You can also make it faster by using broadcasting instead of `map!`:

``````hamming!(x, b1, b2) = (x .= b1 .⊻ b2; return count(x))
``````

This is roughly as fast as the implementation that accesses the `.chunks` field.

Pros: simpler implementation that does not rely on internal fields and unexported undocumented functions.
Cons: needs input buffer.

That speeds up the code (for ITER = 10) from 31 to 5 seconds, which is great. Thank you.

I am now wondering if doing this in chunks somehow prevents llvm from vectorizing the code (e.g. using SIMD)?

Adding an `@inbounds` (in front of the `for` loop in `hamming`) probably gives you SIMD.

Here, the mutated part is only used as a buffer and is not a result of the function. In those cases I usually don’t put an exclamation mark as I don’t care what goes in or what comes out.

I did try adding `@inbounds` but it didn’t help, in fact, it made it worse by ~10%. I just rechecked and got the same thing. Any idea what could be going on?

The function name signals that it is safe to pass in that vector. I would definitely prefer that `!` to be there.

I got an explanation that the problem is the use of bitvectors. It seems you can make it hugely faster by using UInt64 or UInt128 instead (assuming n < 129). I haven’t had a chance to test it yet though.

That seems very wrong to me. Bitvectors should be vastly faster than Uint64, since you basically do 64 operations simultaneously.

If you compute the Hamming distance between two 64 bit vectors represented as two UInt64 values that is one XOR and one popcount assembly instruction. That is most likely less than a nanosecond in total.

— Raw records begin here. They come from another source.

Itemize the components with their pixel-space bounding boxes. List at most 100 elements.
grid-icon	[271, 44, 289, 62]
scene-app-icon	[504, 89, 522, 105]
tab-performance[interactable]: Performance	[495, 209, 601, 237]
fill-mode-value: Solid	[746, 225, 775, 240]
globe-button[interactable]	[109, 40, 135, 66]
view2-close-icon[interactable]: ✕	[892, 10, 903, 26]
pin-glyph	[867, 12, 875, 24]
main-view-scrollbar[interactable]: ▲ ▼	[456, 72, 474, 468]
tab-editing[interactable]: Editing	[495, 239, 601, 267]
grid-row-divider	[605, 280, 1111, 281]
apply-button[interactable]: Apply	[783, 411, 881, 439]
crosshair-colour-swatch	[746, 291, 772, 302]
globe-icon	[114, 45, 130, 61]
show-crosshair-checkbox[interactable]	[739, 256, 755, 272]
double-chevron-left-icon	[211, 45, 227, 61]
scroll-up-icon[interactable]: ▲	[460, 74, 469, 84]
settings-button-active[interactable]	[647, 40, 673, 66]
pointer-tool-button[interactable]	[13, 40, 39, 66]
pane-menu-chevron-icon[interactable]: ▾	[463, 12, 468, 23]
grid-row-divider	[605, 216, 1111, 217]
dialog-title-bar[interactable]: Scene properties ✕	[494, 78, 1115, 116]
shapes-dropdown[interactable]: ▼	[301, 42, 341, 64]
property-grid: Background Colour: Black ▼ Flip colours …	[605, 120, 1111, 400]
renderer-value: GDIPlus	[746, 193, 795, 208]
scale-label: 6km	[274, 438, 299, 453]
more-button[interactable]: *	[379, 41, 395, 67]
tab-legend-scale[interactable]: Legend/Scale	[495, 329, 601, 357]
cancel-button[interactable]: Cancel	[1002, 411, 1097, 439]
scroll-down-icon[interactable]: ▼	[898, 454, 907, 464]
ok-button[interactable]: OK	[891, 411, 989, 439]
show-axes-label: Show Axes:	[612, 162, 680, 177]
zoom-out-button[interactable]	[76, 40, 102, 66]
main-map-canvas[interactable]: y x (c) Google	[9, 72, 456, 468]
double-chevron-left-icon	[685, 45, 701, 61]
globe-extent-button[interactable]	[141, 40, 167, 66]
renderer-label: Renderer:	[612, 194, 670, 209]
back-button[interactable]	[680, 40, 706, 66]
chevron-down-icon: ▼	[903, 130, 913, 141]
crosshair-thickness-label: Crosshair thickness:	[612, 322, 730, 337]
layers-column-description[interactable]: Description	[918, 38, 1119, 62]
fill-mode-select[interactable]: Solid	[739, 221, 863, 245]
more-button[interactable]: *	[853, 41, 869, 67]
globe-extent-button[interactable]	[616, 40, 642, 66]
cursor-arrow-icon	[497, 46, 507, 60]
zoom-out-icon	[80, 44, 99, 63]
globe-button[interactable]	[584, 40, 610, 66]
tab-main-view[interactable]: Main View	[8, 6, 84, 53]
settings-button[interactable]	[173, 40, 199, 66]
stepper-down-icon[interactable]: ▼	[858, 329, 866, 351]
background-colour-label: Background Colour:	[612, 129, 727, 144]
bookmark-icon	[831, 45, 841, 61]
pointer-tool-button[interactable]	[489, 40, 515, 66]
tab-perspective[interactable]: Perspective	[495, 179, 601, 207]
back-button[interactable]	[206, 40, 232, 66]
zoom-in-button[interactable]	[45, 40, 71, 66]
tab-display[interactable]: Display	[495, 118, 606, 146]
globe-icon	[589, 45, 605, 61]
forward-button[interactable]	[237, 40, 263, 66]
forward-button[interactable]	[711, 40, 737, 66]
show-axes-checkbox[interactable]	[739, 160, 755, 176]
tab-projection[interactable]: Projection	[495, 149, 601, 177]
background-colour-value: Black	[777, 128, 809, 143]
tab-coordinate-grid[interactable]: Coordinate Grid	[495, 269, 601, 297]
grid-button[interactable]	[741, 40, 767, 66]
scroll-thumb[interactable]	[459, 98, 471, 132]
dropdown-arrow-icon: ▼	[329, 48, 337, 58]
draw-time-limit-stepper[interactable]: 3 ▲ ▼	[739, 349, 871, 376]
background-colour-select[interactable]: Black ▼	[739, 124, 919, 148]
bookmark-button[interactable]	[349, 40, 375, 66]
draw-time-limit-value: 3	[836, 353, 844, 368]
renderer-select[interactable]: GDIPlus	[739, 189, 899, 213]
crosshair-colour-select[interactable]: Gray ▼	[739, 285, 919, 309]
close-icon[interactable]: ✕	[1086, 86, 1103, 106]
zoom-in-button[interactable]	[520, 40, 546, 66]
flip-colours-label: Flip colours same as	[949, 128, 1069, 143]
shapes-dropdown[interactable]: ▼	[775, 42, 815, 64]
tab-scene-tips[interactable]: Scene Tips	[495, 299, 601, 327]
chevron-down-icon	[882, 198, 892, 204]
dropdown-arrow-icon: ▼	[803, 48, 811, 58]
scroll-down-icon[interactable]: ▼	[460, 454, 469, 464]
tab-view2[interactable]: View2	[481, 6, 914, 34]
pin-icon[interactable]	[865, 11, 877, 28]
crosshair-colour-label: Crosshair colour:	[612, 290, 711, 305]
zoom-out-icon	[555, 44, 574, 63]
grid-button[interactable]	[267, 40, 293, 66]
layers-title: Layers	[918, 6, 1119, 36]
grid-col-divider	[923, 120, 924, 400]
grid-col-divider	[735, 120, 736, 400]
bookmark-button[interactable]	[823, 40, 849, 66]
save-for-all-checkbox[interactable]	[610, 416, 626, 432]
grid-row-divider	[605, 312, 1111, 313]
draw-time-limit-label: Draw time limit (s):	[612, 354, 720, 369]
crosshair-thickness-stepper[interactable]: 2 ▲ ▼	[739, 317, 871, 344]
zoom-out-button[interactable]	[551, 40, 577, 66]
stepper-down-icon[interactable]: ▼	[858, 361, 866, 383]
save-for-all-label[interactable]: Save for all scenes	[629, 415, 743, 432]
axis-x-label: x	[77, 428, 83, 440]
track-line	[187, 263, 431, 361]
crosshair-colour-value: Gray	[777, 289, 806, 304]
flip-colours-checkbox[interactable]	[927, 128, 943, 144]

Ok, that makes sense. But that is, AFAIK, exactly what bitvectors do

If you look at the assembly you get from the function hamming you can see it is doing something much more expensive.

That is odd, because:

``````julia> a = bitrand(64*3);

julia> a.chunks
3-element Array{UInt64,1}:
0x223aff951d3eabc4
0x3f59f423778c8580
0xdcf4b11767dcb777
``````

Bitvectors are just `UInt64`s under the hood. That is what’s supposed to make them fast.

To quote someone else:
"
If you use an `UInt64` instead of a BitVector, a few things happen:

• Uints are stored directly in the arrays instead of pointers being stored
• No iteration is needed in `hamming` . The `hamming` boils down to only an `xor` and a `popcnt` .
• `find_min` can vectorize, running `hamming` in parallel.
"

I don’t understand why bitvectors don’t do the same thing. They too are just wrapped arrays of `UInt64`. Iteration is needed if you have an array of `UInt64`s, surely.

I don’t see why they are different. Something to do with broadcasting?